Crocifissa Nobile (1928-2018)
Merci à Profane pour la publication de la première version de ce texte dans la revue #15 publiée en décembre 2022
Qui est donc Crocifissa Nobile? Ce prénom est littéralement issu du nom commun crucifixion suivi du patronyme Nobile, issu de noble. Il désigne une femme qui s’est donné la chance à l’âge de 85 ans de se livrer à l’exercice quotidien du dessin intuitif et de la créativité sans compromis.
Grottaglie est un centre de céramique important des Pouilles. De nombreux ateliers sont encore en activité, des veines d’argile y sont accessibles, et le tourisme nourrit la renommée de ce petit village. Je sillonne la région pour quelques semaines de vacances l’été dernier et prévois d’y consacrer une après-midi. Tous les panneaux de signalisation indiquent l’itinéraire dans le «Quartiere delle ceramiche», quartier de la poterie. Quelques jours plus tôt, nous avons dîné dans un restaurant d’Ostuni dont les assiettes étaient fabriquées à Grottaglie, revêtues de décors au barolet *, d’esprit picassien. Quelques recherches en ligne permettent de voir les grands fours à bois d’origine, dans chaque atelier-boutique. Ils suscitent ma curiosité. Le patronyme de potiers le plus répandu est Fasano; de nombreuses branches de la famille ont leurs fabriques
et magasins répartis dans le quartier : Enza, Francesco, Nicola, Antonio, Ciro...
Dans cette profusion d’échoppes, je circule sans attente particulière; la vaisselle utilitaire voisine avec les grandes céramiques décoratives d’extérieur; les uns perpétuent des formes et décors traditionnels, les autres tentent des approches plus personnelles. Il apparaît très vite que les expéditions vers une clientèle internationale sont nombreuses, les affaires semblent aller bon train.
Chez Antonio Fasano, il y a de nombreuses céramiques pour lesquelles il est assez évident d’identifier au moins quatre styles de décor. J’apprends qu’ils sont réalisés librement par quatre personnes différentes: Antonio lui-même; Ciro, son frère, dont les dessins naïfs évoquent l’art brut; Tonino Zoppo, son associé; Crocifissa, la mère de Tonino.
Il y en a tellement – du sol au plafond, posées sur les tables, accrochées au mur, empilées sur les marches, et jusqu’au bord d’un grand four de briques initialement destiné aux cuissons à bois – que la boutique déborde.

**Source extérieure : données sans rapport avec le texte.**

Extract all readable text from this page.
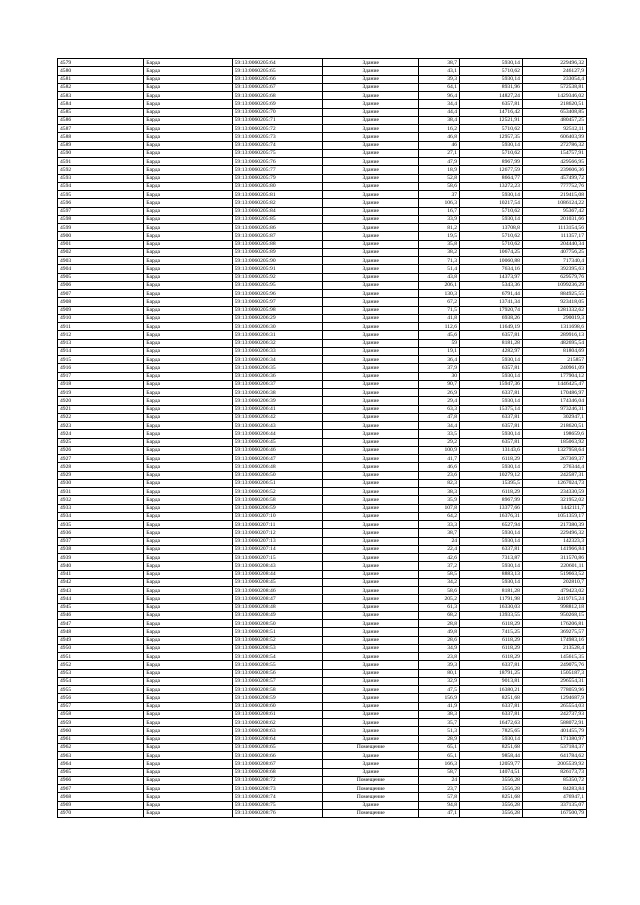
4579	Барда	59:13:0060205:64	Здание	38,7	5930,14	229496,32
4580	Барда	59:13:0060205:65	Здание	43,1	5710,62	246127,9
4581	Барда	59:13:0060205:66	Здание	39,3	5930,14	233054,4
4582	Барда	59:13:0060205:67	Здание	64,1	8931,96	572538,81
4583	Барда	59:13:0060205:68	Здание	96,4	14827,24	1429346,02
4584	Барда	59:13:0060205:69	Здание	34,4	6357,81	218620,51
4585	Барда	59:13:0060205:70	Здание	44,4	14716,42	653408,85
4586	Барда	59:13:0060205:71	Здание	38,4	12521,91	480457,25
4587	Барда	59:13:0060205:72	Здание	16,2	5710,62	92512,11
4588	Барда	59:13:0060205:73	Здание	46,8	12957,35	606403,99
4589	Барда	59:13:0060205:74	Здание	46	5930,14	272786,32
4590	Барда	59:13:0060205:75	Здание	27,1	5710,62	154757,91
4591	Барда	59:13:0060205:76	Здание	47,9	8967,99	429566,95
4592	Барда	59:13:0060205:77	Здание	18,9	12677,59	239606,36
4593	Барда	59:13:0060205:79	Здание	52,8	8664,77	457499,72
4594	Барда	59:13:0060205:80	Здание	58,6	13272,23	777752,76
4595	Барда	59:13:0060205:81	Здание	37	5930,14	219415,08
4596	Барда	59:13:0060205:82	Здание	106,3	10217,54	1086124,22
4597	Барда	59:13:0060205:84	Здание	16,7	5710,62	95367,42
4598	Барда	59:13:0060205:85	Здание	33,9	5930,14	201031,66
4599	Барда	59:13:0060205:86	Здание	81,2	13708,8	1113154,56
4900	Барда	59:13:0060205:87	Здание	19,5	5710,62	111357,17
4901	Барда	59:13:0060205:88	Здание	35,8	5710,62	204440,34
4902	Барда	59:13:0060205:89	Здание	38,2	10674,25	407756,25
4903	Барда	59:13:0060205:90	Здание	71,3	10060,88	717340,4
4904	Барда	59:13:0060205:91	Здание	51,4	7634,16	392395,63
4905	Барда	59:13:0060205:92	Здание	43,8	14373,97	629579,76
4906	Барда	59:13:0060205:95	Здание	206,1	5343,36	1099236,29
4907	Барда	59:13:0060205:96	Здание	130,3	6791,44	884925,55
4908	Барда	59:13:0060205:97	Здание	67,2	13741,34	923418,05
4909	Барда	59:13:0060205:98	Здание	71,5	17920,74	1281332,62
4910	Барда	59:13:0060206:29	Здание	41,8	6938,26	290019,3
4911	Барда	59:13:0060206:30	Здание	112,6	11649,19	1311698,6
4912	Барда	59:13:0060206:31	Здание	45,6	6357,81	289916,13
4913	Барда	59:13:0060206:32	Здание	59	8181,28	482695,54
4914	Барда	59:13:0060206:33	Здание	19,1	4282,97	81804,69
4915	Барда	59:13:0060206:34	Здание	36,4	5930,14	215857
4916	Барда	59:13:0060206:35	Здание	37,9	6357,81	240961,09
4917	Барда	59:13:0060206:36	Здание	30	5930,14	177904,12
4918	Барда	59:13:0060206:37	Здание	90,7	15947,36	1446425,47
4919	Барда	59:13:0060206:38	Здание	26,9	6337,81	170486,97
4920	Барда	59:13:0060206:39	Здание	29,4	5930,14	174346,04
4921	Барда	59:13:0060206:41	Здание	63,3	15375,14	973246,31
4922	Барда	59:13:0060206:42	Здание	47,8	6337,81	302947,1
4923	Барда	59:13:0060206:43	Здание	34,4	6357,81	218620,51
4924	Барда	59:13:0060206:44	Здание	33,5	5930,14	198659,6
4925	Барда	59:13:0060206:45	Здание	29,2	6357,81	185063,92
4926	Барда	59:13:0060206:46	Здание	100,9	13143,6	1327958,64
4927	Барда	59:13:0060206:47	Здание	41,7	6118,29	267369,37
4928	Барда	59:13:0060206:48	Здание	46,6	5930,14	276344,4
4929	Барда	59:13:0060206:50	Здание	23,6	10279,12	242587,31
4930	Барда	59:13:0060206:51	Здание	82,3	15395,5	1267024,73
4931	Барда	59:13:0060206:52	Здание	38,3	6118,29	234330,59
4932	Барда	59:13:0060206:58	Здание	35,9	8967,99	321952,02
4933	Барда	59:13:0060206:59	Здание	107,8	13377,66	1442111,7
4934	Барда	59:13:0060207:10	Здание	64,2	16376,31	1051359,17
4935	Барда	59:13:0060207:11	Здание	33,3	6527,94	217380,39
4936	Барда	59:13:0060207:12	Здание	38,7	5930,14	229496,32
4937	Барда	59:13:0060207:13	Здание	24	5930,14	142323,3
4938	Барда	59:13:0060207:14	Здание	22,4	6337,81	141966,84
4939	Барда	59:13:0060207:15	Здание	42,6	7313,87	311570,86
4940	Барда	59:13:0060208:43	Здание	37,2	5930,14	220601,11
4941	Барда	59:13:0060208:44	Здание	58,5	8883,13	519663,52
4942	Барда	59:13:0060208:45	Здание	34,2	5930,14	202810,7
4943	Барда	59:13:0060208:46	Здание	58,6	8181,28	479423,02
4944	Барда	59:13:0060208:47	Здание	205,2	11791,98	2419715,24
4945	Барда	59:13:0060208:48	Здание	61,3	16330,03	998812,18
4946	Барда	59:13:0060208:49	Здание	68,2	13933,55	950268,15
4947	Барда	59:13:0060208:50	Здание	28,8	6118,29	176206,81
4948	Барда	59:13:0060208:51	Здание	49,8	7415,25	369275,57
4949	Барда	59:13:0060208:52	Здание	28,6	6118,29	174983,16
4950	Барда	59:13:0060208:53	Здание	34,9	6118,29	213528,4
4951	Барда	59:13:0060208:54	Здание	23,8	6118,29	145615,35
4952	Барда	59:13:0060208:55	Здание	39,3	6337,81	249075,76
4953	Барда	59:13:0060208:56	Здание	80,1	18791,25	1505187,3
4954	Барда	59:13:0060208:57	Здание	32,9	9013,81	296554,31
4955	Барда	59:13:0060208:58	Здание	47,5	16380,21	778059,96
4956	Барда	59:13:0060208:59	Здание	156,9	8251,68	1294687,9
4957	Барда	59:13:0060208:60	Здание	41,9	6337,81	265554,03
4958	Барда	59:13:0060208:61	Здание	38,3	6337,81	242737,93
4959	Барда	59:13:0060208:62	Здание	35,7	16472,63	588072,91
4960	Барда	59:13:0060208:63	Здание	51,3	7825,65	401455,79
4961	Барда	59:13:0060208:64	Здание	28,9	5930,14	171380,97
4962	Барда	59:13:0060208:65	Помещение	65,1	8251,68	537184,37
4963	Барда	59:13:0060208:66	Здание	65,1	9858,44	641784,62
4964	Барда	59:13:0060208:67	Здание	166,3	12059,77	2005539,92
4965	Барда	59:13:0060208:68	Здание	58,7	14074,51	826173,73
4966	Барда	59:13:0060208:72	Помещение	24	3556,28	85350,72
4967	Барда	59:13:0060208:73	Помещение	23,7	3556,28	84283,84
4968	Барда	59:13:0060208:74	Помещение	57,8	8251,68	476947,1
4969	Барда	59:13:0060208:75	Здание	94,8	3556,28	337135,07
4970	Барда	59:13:0060208:76	Помещение	47,1	3556,28	167500,79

Dans ce fatras joyeux, certains décors attirent spécialement mon attention, ils sont réalisés sur des pièces disséminées de manière désordonnée dans le magasin : vide- poches, dessous-de-plat, carreaux, assiettes. La terre rouge y apparaît par endroits ; mais les décors aux oxydes très colorés et très dessinés prennent le dessus, c’est naïf et structuré. Je me renseigne pour en voir d’autres, pour les voir toutes. Tonino, qui s’affaire derrière le comptoir de vente, en extrait alors une à une de chaque recoin de la boutique. Tout en me les présentant, il me raconte qu’elles ont été réalisées par sa mère, Crocifissa, née en 1928 et décédée en 2018. Elle s’était mise à faire du décor sur céramique à 85 ans. Je le questionne et, en observant l’ensemble, je m’aperçois que je n’imagine pas laisser ces pièces ici. Alors, sans vraiment savoir quelle sera leur destinée, je les achète, convaincue que ce qui se joue dans ces décors est touchant, ténu et rare. Tonino me le confirme au cours d’un moment d’entretien.
L’épiphanie de Crocifissa
Cette femme de culture paysanne s’était beaucoup émancipée de son environnement familial. Elle ne connaissait ni l’art ni les artistes. Dès l’âge de 12 ans, elle avait du cuisiner tous les jours pour toute sa famille. Elle avait appris à lire, écrire et faire les comptes mais n’avait pas eu l’opportunité de suivre des études secondaires. Rien ne la destinait à se trouver un jour assise du matin au soir à composer patiemment des décors sur céramique. Elle n’habitait pas Grottaglie et n’avait jamais eu le loisir de fréquenter ces ateliers de poterie jusqu’à ce que son fils décide de s’y installer et de se former au métier de potier. Lui-même avait fait des études d’architecture en Grande-Bretagne et c’est le hasard de sa rencontre avec Antonio Fasano qui l’avait amené dans ce village des Pouilles.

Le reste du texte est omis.